July 2000 was a stark contrast to last summer, when a flurry of promotions meant some consumers could walk out of Best Buy with an Emachines PC for as little as a buck.

"PCs went through kind of a pricing bloodbath around this time last year," PC Data analyst Steve Koenig said. "Manufacturers and retailers have the attitude they don't want to go there again because there's just no money in it.

"PC prices are beginning to stabilize because pricing is not a differentiator anymore and because they're beginning to hit a sweet spot in the market," Koenig added.

Compared with last year's blowout sales, this year's hold-the-line pricing is striking. PC manufacturers normally reduce prices during the typically slow summer selling season and clear out inventory for back-to-school models.

PC prices "are fairly stable, but that is a concern particularly at this time of year," Sargent said. "June, July and August tend to be slow times in the PC market, and people tend to look for bargains. If those bargains aren't there, there tends to be a slowing of the PC market, which we're seeing right now."

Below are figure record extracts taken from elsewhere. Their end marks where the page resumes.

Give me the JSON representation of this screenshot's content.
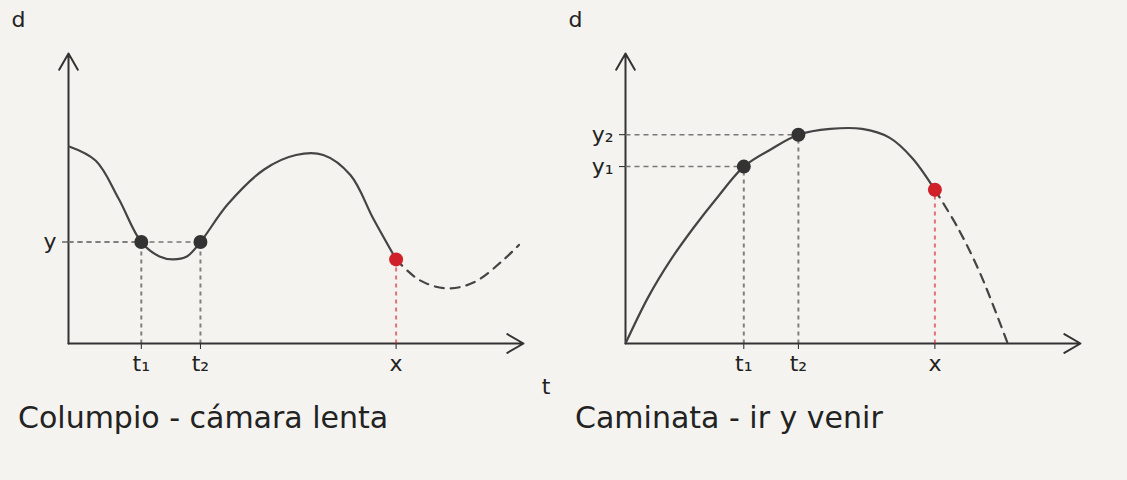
{
  "chart_data": [
    {
      "type": "line",
      "title": "Columpio - cámara lenta",
      "x_label": "t",
      "y_label": "d",
      "xlim": [
        0,
        10
      ],
      "ylim": [
        0,
        10
      ],
      "xticks": [
        {
          "value": 1.6,
          "label": "t₁"
        },
        {
          "value": 2.9,
          "label": "t₂"
        },
        {
          "value": 7.2,
          "label": "x"
        }
      ],
      "yticks": [
        {
          "value": 3.5,
          "label": "y"
        }
      ],
      "series": [
        {
          "type": "line",
          "line_style": "solid",
          "color": "#444444",
          "x": [
            0,
            0.6,
            1.1,
            1.6,
            2.0,
            2.3,
            2.6,
            2.9,
            3.5,
            4.3,
            5.0,
            5.6,
            6.2,
            6.7,
            7.2
          ],
          "values": [
            6.8,
            6.3,
            5.0,
            3.5,
            3.0,
            2.9,
            3.0,
            3.5,
            4.8,
            6.0,
            6.5,
            6.5,
            5.8,
            4.3,
            2.9
          ]
        },
        {
          "type": "line",
          "line_style": "dashed",
          "color": "#444444",
          "x": [
            7.2,
            7.7,
            8.3,
            8.9,
            9.5,
            9.9
          ],
          "values": [
            2.9,
            2.2,
            1.9,
            2.1,
            2.8,
            3.4
          ]
        },
        {
          "type": "scatter",
          "marker": "circle",
          "color": "#333333",
          "x": [
            1.6,
            2.9
          ],
          "values": [
            3.5,
            3.5
          ]
        },
        {
          "type": "scatter",
          "marker": "circle",
          "color": "#d0202a",
          "x": [
            7.2
          ],
          "values": [
            2.9
          ]
        }
      ]
    },
    {
      "type": "line",
      "title": "Caminata - ir y venir",
      "y_label": "d",
      "xlim": [
        0,
        10
      ],
      "ylim": [
        0,
        10
      ],
      "xticks": [
        {
          "value": 2.6,
          "label": "t₁"
        },
        {
          "value": 3.8,
          "label": "t₂"
        },
        {
          "value": 6.8,
          "label": "x"
        }
      ],
      "yticks": [
        {
          "value": 6.1,
          "label": "y₁"
        },
        {
          "value": 7.2,
          "label": "y₂"
        }
      ],
      "series": [
        {
          "type": "line",
          "line_style": "solid",
          "color": "#444444",
          "x": [
            0,
            0.5,
            1.0,
            1.5,
            2.0,
            2.6,
            3.2,
            3.8,
            4.5,
            5.2,
            5.8,
            6.3,
            6.8
          ],
          "values": [
            0,
            1.6,
            2.9,
            4.0,
            5.0,
            6.1,
            6.7,
            7.2,
            7.4,
            7.4,
            7.1,
            6.4,
            5.3
          ]
        },
        {
          "type": "line",
          "line_style": "dashed",
          "color": "#444444",
          "x": [
            6.8,
            7.3,
            7.8,
            8.4
          ],
          "values": [
            5.3,
            4.0,
            2.4,
            0
          ]
        },
        {
          "type": "scatter",
          "marker": "circle",
          "color": "#333333",
          "x": [
            2.6,
            3.8
          ],
          "values": [
            6.1,
            7.2
          ]
        },
        {
          "type": "scatter",
          "marker": "circle",
          "color": "#d0202a",
          "x": [
            6.8
          ],
          "values": [
            5.3
          ]
        }
      ]
    }
  ]
}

May was the slowest sales month since July 1998, according to PC Data.

Although Compaq and Hewlett-Packard introduced new back-to-school lines in late June, neither company has substantially cut prices on existing models. It's simple supply-and-demand economics, said International Data Corp. analyst Roger Kay.

"Despite seasonal sluggishness, PC demand is high," he said. "Why should PC vendors sell cheaper systems when they can make more?"

With higher component costs, a heavily saturated consumer market, and many buyers choosing a second PC, major manufacturers are pushing heftier rather than cheaper systems.

A good example is Compaq, which last year fought a bitter contest with Emachines over sub-$600 PCs. But Compaq this year has beefed up systems and is slowly raising its average selling price in the process.

Since last summer, Compaq's average retail selling price has increased more than $100, reaching $943 in May, according to PC Data. In comparison, retail leader HP's average selling price was $907 in May.

The component crunch also is taking its toll, forcing PC manufacturers to hold fast to higher prices. Dell, for example, has been struggling to keep revenues on track, despite higher component costs and supply problems.

Screen shortages, for example, have helped keep prices of notebooks and LCD monitors high. For example, a 13-inch TFT flat panel screen, the type found on notebooks, costs manufacturers $500.

This has helped keep notebook price tags fairly high, despite falling prices for other components. In May, the price tag of the average notebook sold at retail, which includes online and catalog sales, was $1,901. Those sold in stores averaged $1,579.

Although gauging the overall market trend is difficult, in the short term, analysts predict slower summer sales as bargain hunters leave stores empty-handed. IDC doesn't expect any price cuts, but the market researcher does anticipate PC sales to pick up with the back-to-school buying season.

"There was seasonality back there in 1998; there just hasn't been seasonality recently because of new products introduced in early 1999 and the nearly free PC moment last summer," Kay said. "That kept demand unusually high for all of 1999."